Die Welt in Heller als der Mond ist grau, etwas schäbig und trist. Melancholie ist jene Stimmung, die alle Figuren die großen und die kleineren Verlierer
miteinander verbindet. Schwarz und Weiß gibt es in dieser Geschichte nicht, Gut und Böse auch nicht und schon gar nicht
die Trennung zwischen Luft und Erde. Die Personen schweben im Dazwischen, tappen durchs Niemandsland und verfolgen dort ihre
Träume bei Tageslicht, ohne sich auch nur irgendwie um die Stolpersteine der Realität zu kümmern. Sie sind komisch und rührend,
liebenswert und lächerlich zugleich.
Virgil Widrichs erster langer Spielfilm ist ein Märchen ohne Moral, eine lakonische Kriminalkomödie ohne Bösewichte, eine
witzig-poetische Skizze ohne Anspruch auf Ernsthaftigkeit. Julie (Piroska Székely) gelangt im Kofferraum zweier rumänischer
Ganoven in den Westen. Dort plant sie, wie ihre beiden Landsmänner, jedoch im Alleingang, mit einigen Bankrauben schnelles
Geld zu machen und ihrem Traum von der westlichen Konsumwelt konkrete Gestalt zu verleihen. Die beiden Männer lassen sie,
als sie ihren blinden Passagier entdecken, auf der Strecke. Julie begegnet dem Italiener Paolo (Christopher Buchholz), der
bescheiden davon träumt, in einem eigenen Restaurant ein ehrliches Auslangen zu finden. Reduktion der Gefühle Zwei Welten
und konträre Moralvorstellungen geraten aneinander, doch anstatt, dass es zu einem heilsamen Zusammenprall kommt, verfolgen
Julie und Paolo Seite an Seite jedoch in die jeweils entgegengesetzte Richtung beharrlich ihr Ziel. Irgendwann gegen Ende
sprühen doch die Funken zwischen beiden, doch selbst die heftigen Gefühle bleiben in Heller als der Mond recht temperiert.

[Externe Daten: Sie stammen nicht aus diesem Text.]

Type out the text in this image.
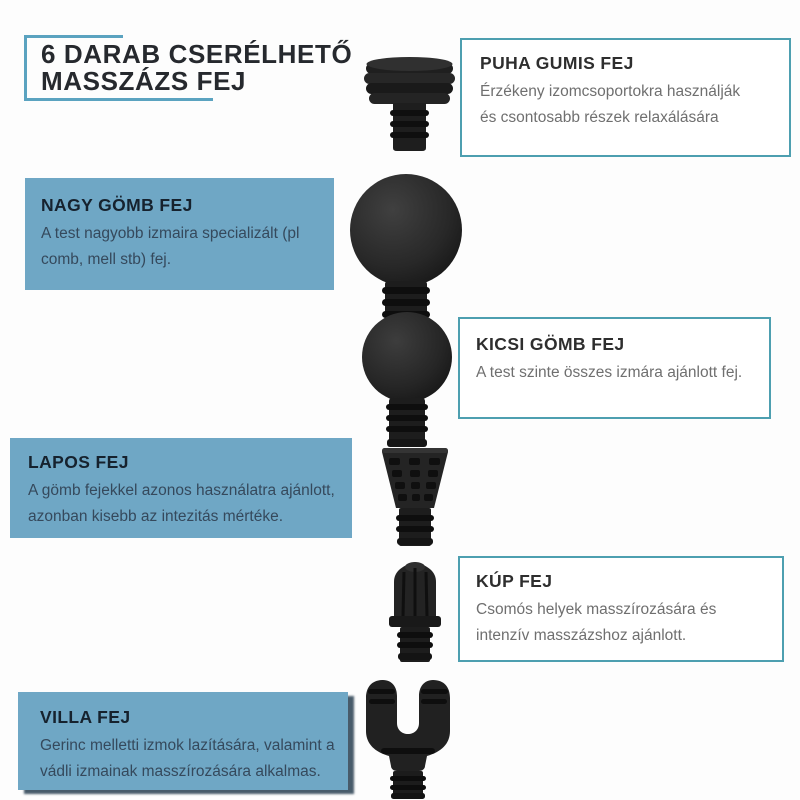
6 DARAB CSERÉLHETŐ
MASSZÁZS FEJ
PUHA GUMIS FEJ
Érzékeny izomcsoportokra használják és csontosabb részek relaxálására
NAGY GÖMB FEJ
A test nagyobb izmaira specializált (pl comb, mell stb) fej.
KICSI GÖMB FEJ
A test szinte összes izmára ajánlott fej.
LAPOS FEJ
A gömb fejekkel azonos használatra ajánlott, azonban kisebb az intezitás mértéke.
KÚP FEJ
Csomós helyek masszírozására és intenzív masszázshoz ajánlott.
VILLA FEJ
Gerinc melletti izmok lazítására, valamint a vádli izmainak masszírozására alkalmas.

"Die Figuren", so der Regisseur, "sind sehr vorsichtig und reduziert gezeichnet. Sie zeigen keine Gefühle und erklären sich
auch nicht selbst. Was ihnen allen gemeinsam ist, ob sie nun Ausländer sind oder aus Niederösterreich stammen, ist ihr Fremdsein.
Sie sind der Welt fremd und einander fremd". Reduktion lautete der Tenor nicht nur in emotionalen Belangen. Das Konzept der
Sparsamkeit kam auch dem mehr als knappen Budget sehr entgegen. Nachdem das Projekt dreimal vom ÖFI abgelehnt wurde, eine
deutsch-österreichische Koproduktion scheiterte und das Drehbuch zunächst nur auf das Wohlwollen von Stadt und Land Salzburg
stieß, entschied sich Virgil Widrich das Projekt in einer Low-Budget-Variante über seine eigene Produktions- und Multimediafirma
zu realisieren. Erstmals zwar als Spielfilmregisseur in Aktion, ist der 32-jährige Filmemacher alles andere als ein Neuling
in der Branche: eine eigene Verleihfirma, in der er mit Filmrechten handelte, experimentelle Arbeiten wie zuletzt tx-transform,
eine bahnbrechende Auseinandersetzung mit den Dimensionen von Raum und Zeit im bewegten Bild, oder die Entwicklung der Multimedia-Stationen
des Wiener Technischen Museums sind nur einige Aspekte seines vielfältigen Backgrounds. Der Enthusiasmus und Improvisationsgeist
der jungen Equipe von Heller als der Mond sorgten für eine einzigartige Arbeitsatmosphäre am Set.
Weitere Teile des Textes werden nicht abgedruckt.